L’État laïque neutre, ni athée ni ne favorisant une religion en particulier, est impossible à gérer. C’est une tentative de protéger la chèvre et le chou, le crucifix et l’absence de symboles. L’État doit protéger (et baliser) la libre expression de tous, mais doit être absolument athée dans son fonctionnement et ses interventions. « Dieu bénisse le Canada » n’a aucune place dans un état laïque.

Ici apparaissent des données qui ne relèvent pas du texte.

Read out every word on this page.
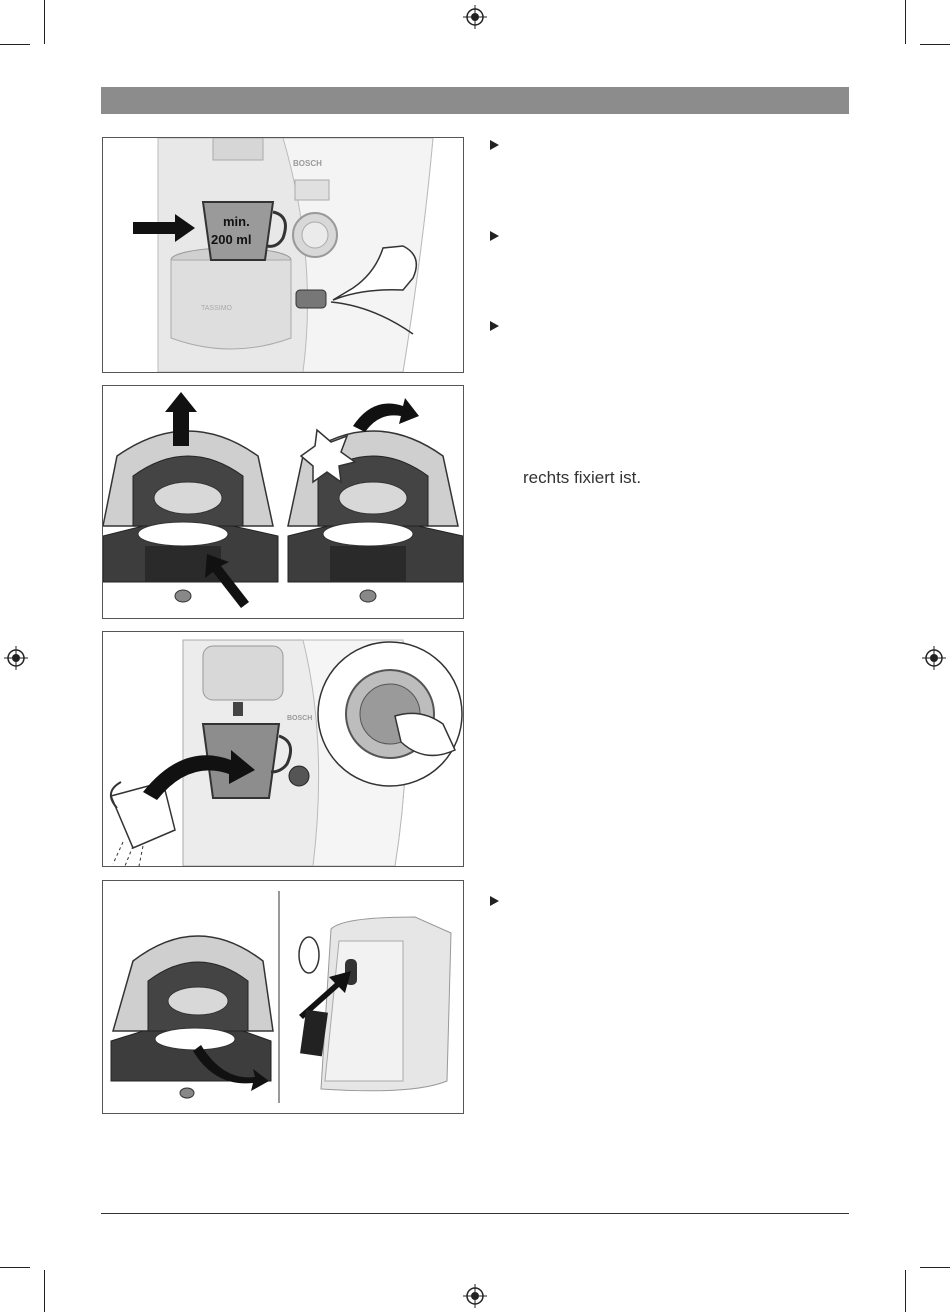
BOSCH
TASSIMO
min.
200 ml
BOSCH
rechts fixiert ist.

J’irais même plus loin. Dans un monde où les jeunes sont parfois attirés par des discours religieux intégristes, avec des conséquences parfois néfastes, il est dangereux pour les états dit laïques, d’une part de laisser poindre leur accord tacite pour certaines interprétations religieuses de la réalité (la marque d’un état « neutre »), et d’autre part de pourfendre d’autres interprétations jugées inacceptables. Dans les deux cas, il n’existe aucun fondement rationnel pour l’interprétation en question. Préférer une interprétation à l’autre (Qui dit vrai?) devient un débat religieux. Cautionner une interprétation irrationnelle de la réalité, même bénigne en regard des conséquences, ouvre donc la porte à toutes sortes d’interprétations, dont certaines peuvent résulter en des problèmes graves dans la société. Au contraire, l’État devrait activement promouvoir une interprétation de la réalité fondée sur des critères rationnels et scientifiques (via l’éducation, des campagnes publicitaires, etc.), quitte à parfois s’attirer les foudres de certaines autorités religieuses. Ceci ne constitue pas un manque de respect envers les individus, qui peuvent toujours continuer de promouvoir leurs idées en toute liberté, mais qui ne devraient pas s’offusquer devant l’expression d’idées différentes par l’État.